Question of the week: what do you think of product placement?

Running Wilde's KFC product placement

Product placement is all the rage – well, it is in the US, but it’ll be true of the UK soon. Yes, UK viewers, soon you’ll be able to see all your favourite products displayed prominently in TV programmes in an entirely natural and seamless manner.

There are benefits to advertisers. Unlike commercials, you can’t forward wind through product placement. When the programme gets sold on DVDs, overseas and online, there it still is. Even if someone downloads it illegally and doesn’t watch it on TV, that product placement still gets viewed. That’s why advertisers have to spend so much to place their products in a programme. All that lovely product placement money, in fact, can be enough to spell the difference between survival and cancellation (at least on NBC, where Heroes and Chuck survived purely because of product placement money).

Now some people might find this irritating. They might feel this corrupts the purity of TV’s “artitude”. Others will just find it incredibly distracting, since it’s rarely integrated as well as might be hoped.

So this week’s question is:

What do you think of product placement? Is it a necessary and even acceptable evil? Or is it distracting and irritating?

As always, leave a comment with your answer or a link to your answer on your own blog

  • I’d have to fall on the side of necessary evil in these days of PVR’s and Sky+ for commercial stations. However, more than anything it is yet another reason, if one were needed, why the BBC can remain thankfully free of such crass marketing techniques.

  • Mark Carroll

    Lack of it is one of the reasons I don’t begrudge the BBC their licence fee.
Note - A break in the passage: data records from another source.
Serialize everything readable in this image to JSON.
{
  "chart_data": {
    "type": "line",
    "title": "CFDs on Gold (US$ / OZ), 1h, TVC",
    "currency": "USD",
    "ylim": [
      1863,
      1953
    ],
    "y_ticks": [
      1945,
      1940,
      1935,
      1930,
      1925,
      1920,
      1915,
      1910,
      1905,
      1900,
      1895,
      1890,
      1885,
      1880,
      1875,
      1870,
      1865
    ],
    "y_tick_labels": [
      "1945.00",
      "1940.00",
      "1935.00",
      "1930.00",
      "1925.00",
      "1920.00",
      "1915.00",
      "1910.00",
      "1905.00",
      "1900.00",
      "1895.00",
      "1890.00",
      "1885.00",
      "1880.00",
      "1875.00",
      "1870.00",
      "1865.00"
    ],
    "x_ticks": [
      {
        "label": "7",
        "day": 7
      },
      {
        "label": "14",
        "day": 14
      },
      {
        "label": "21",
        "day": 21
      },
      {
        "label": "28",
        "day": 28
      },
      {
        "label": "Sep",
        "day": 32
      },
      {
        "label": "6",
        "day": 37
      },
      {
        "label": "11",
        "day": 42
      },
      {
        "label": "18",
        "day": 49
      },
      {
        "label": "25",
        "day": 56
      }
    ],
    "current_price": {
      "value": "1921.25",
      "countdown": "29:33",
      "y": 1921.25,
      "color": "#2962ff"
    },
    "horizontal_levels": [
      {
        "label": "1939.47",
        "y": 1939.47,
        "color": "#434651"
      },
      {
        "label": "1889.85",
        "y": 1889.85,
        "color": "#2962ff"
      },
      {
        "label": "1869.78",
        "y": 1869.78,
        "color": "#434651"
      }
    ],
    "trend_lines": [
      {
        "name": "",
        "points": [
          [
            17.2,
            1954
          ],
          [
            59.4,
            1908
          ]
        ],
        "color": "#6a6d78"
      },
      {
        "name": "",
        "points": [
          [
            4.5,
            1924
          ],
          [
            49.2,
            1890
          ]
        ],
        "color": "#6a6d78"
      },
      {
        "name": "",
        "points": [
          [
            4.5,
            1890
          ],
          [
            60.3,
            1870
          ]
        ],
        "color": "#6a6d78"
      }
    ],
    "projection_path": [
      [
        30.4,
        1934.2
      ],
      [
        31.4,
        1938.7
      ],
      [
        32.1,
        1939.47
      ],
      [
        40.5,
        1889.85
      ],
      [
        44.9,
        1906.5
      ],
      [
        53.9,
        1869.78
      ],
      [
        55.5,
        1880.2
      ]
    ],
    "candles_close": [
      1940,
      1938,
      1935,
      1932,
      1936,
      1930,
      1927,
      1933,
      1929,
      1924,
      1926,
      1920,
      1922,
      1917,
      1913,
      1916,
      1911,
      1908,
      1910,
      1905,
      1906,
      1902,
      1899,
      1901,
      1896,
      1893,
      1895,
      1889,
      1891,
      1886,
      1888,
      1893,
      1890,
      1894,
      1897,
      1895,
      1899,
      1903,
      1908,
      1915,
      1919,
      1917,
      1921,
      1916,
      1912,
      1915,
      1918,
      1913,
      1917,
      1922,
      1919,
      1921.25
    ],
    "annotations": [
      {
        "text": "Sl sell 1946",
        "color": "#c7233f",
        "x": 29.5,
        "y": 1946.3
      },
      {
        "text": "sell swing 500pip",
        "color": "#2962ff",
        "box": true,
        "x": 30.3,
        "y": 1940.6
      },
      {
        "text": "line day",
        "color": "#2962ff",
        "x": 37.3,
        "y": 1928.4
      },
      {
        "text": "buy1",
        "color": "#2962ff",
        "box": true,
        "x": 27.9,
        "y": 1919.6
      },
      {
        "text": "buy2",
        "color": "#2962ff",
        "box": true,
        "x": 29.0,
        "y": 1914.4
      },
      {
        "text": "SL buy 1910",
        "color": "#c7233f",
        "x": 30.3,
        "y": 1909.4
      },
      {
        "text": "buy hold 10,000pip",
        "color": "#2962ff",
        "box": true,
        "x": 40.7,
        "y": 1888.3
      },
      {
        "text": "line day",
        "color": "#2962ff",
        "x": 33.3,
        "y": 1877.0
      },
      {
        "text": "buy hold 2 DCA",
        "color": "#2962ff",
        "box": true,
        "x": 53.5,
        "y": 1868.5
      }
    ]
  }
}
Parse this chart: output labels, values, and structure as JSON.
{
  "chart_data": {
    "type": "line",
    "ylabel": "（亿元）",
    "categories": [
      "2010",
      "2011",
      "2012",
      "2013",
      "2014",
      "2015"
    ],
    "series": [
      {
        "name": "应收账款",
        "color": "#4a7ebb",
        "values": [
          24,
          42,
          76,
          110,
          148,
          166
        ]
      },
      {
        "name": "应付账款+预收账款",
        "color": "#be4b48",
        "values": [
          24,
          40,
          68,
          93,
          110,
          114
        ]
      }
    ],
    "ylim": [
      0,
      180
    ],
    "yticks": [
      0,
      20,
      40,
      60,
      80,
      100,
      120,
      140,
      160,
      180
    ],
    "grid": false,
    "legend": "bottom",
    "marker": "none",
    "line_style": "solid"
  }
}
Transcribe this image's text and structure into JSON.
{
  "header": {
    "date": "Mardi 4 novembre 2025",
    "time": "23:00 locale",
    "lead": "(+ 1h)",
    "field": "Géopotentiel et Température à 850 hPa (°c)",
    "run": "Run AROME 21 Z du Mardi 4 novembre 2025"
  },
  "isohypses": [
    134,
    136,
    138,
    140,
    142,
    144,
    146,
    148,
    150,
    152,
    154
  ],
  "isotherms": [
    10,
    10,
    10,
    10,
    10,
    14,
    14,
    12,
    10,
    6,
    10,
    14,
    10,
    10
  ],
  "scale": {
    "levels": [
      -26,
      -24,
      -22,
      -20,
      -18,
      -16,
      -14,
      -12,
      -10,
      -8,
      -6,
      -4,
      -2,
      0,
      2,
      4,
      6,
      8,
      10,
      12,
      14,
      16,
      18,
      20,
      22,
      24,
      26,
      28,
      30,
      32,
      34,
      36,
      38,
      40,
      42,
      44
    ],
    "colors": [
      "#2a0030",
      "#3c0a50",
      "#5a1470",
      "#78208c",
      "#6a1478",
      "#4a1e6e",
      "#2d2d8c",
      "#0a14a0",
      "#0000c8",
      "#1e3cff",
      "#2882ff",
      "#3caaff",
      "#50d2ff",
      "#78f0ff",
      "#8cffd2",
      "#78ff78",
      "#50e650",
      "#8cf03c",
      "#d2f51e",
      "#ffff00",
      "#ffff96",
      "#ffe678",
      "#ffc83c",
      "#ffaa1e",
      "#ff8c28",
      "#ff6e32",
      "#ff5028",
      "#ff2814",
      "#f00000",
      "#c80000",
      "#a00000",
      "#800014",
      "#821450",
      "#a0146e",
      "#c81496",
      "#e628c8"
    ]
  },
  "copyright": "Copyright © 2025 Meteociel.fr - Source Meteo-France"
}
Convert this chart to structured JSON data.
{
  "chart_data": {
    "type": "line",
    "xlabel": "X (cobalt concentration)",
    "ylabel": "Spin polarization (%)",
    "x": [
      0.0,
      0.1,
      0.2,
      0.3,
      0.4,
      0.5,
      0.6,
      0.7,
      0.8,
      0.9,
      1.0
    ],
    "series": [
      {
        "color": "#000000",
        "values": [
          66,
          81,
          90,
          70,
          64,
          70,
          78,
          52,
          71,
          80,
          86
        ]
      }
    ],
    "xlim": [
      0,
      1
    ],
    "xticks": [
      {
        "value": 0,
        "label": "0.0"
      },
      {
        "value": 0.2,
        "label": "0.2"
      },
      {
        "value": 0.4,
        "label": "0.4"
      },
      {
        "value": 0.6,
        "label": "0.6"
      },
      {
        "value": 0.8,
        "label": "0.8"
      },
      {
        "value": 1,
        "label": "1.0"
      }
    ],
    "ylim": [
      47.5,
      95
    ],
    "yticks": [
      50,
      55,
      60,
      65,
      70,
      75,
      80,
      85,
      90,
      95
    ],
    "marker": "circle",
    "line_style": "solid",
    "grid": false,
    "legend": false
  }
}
Or, er, wouldn’t, were I living in the UK.
    Still, well-integrated, I really wouldn’t mind it. Or, maybe, I don’t, if I didn’t noticed. Then again, some advertisements, I know them well, but can’t usually remember which brand they’re actually pushing.
    DVRs do make a big difference. Especially, as some programmes I like get cancelled, partly, I suspect, because they’re aimed at the sort of demographic who also happens to be DVR-owning, so the advertising money doesn’t sufficiently roll in.
    I’d generally prefer television programmes to make their money more directly though, by people actually paying per episode or something. It’s got to be nearly possible, what with iTunes and suchlike. Forget these indirect routes, just let us decide what shows are really worth.

  • Serendipiteevee! I just posted a few thoughts on this trend at Inner Toob and then came over here to find you did the same….

  • bob

    It works well in Mad Men. And I can live with it in Chuck (recent joke in Coup d’etat about Subway was actually good). But what about that scene in Being Erica where Julianne got a new car and they spent a few minutes talking about it and showing off its features? It was basically an infomercial. Just terrible.

  • I don’t know what else happens in that particular storyline, but I would have set up that shot to suggest the Last Supper…..

  • MediumRob

    30 Rock does it well:

  • Best product placement?
    ANTI-product placement – I give you Repo Man, designed to heighten your awareness of all other product placement.
    I’m not fussed really: I was initially irked by programmes being sponsored/promoted by a product (Morse by Guinness????) but it mostly either sails past me or I just giggle at how obvious it is.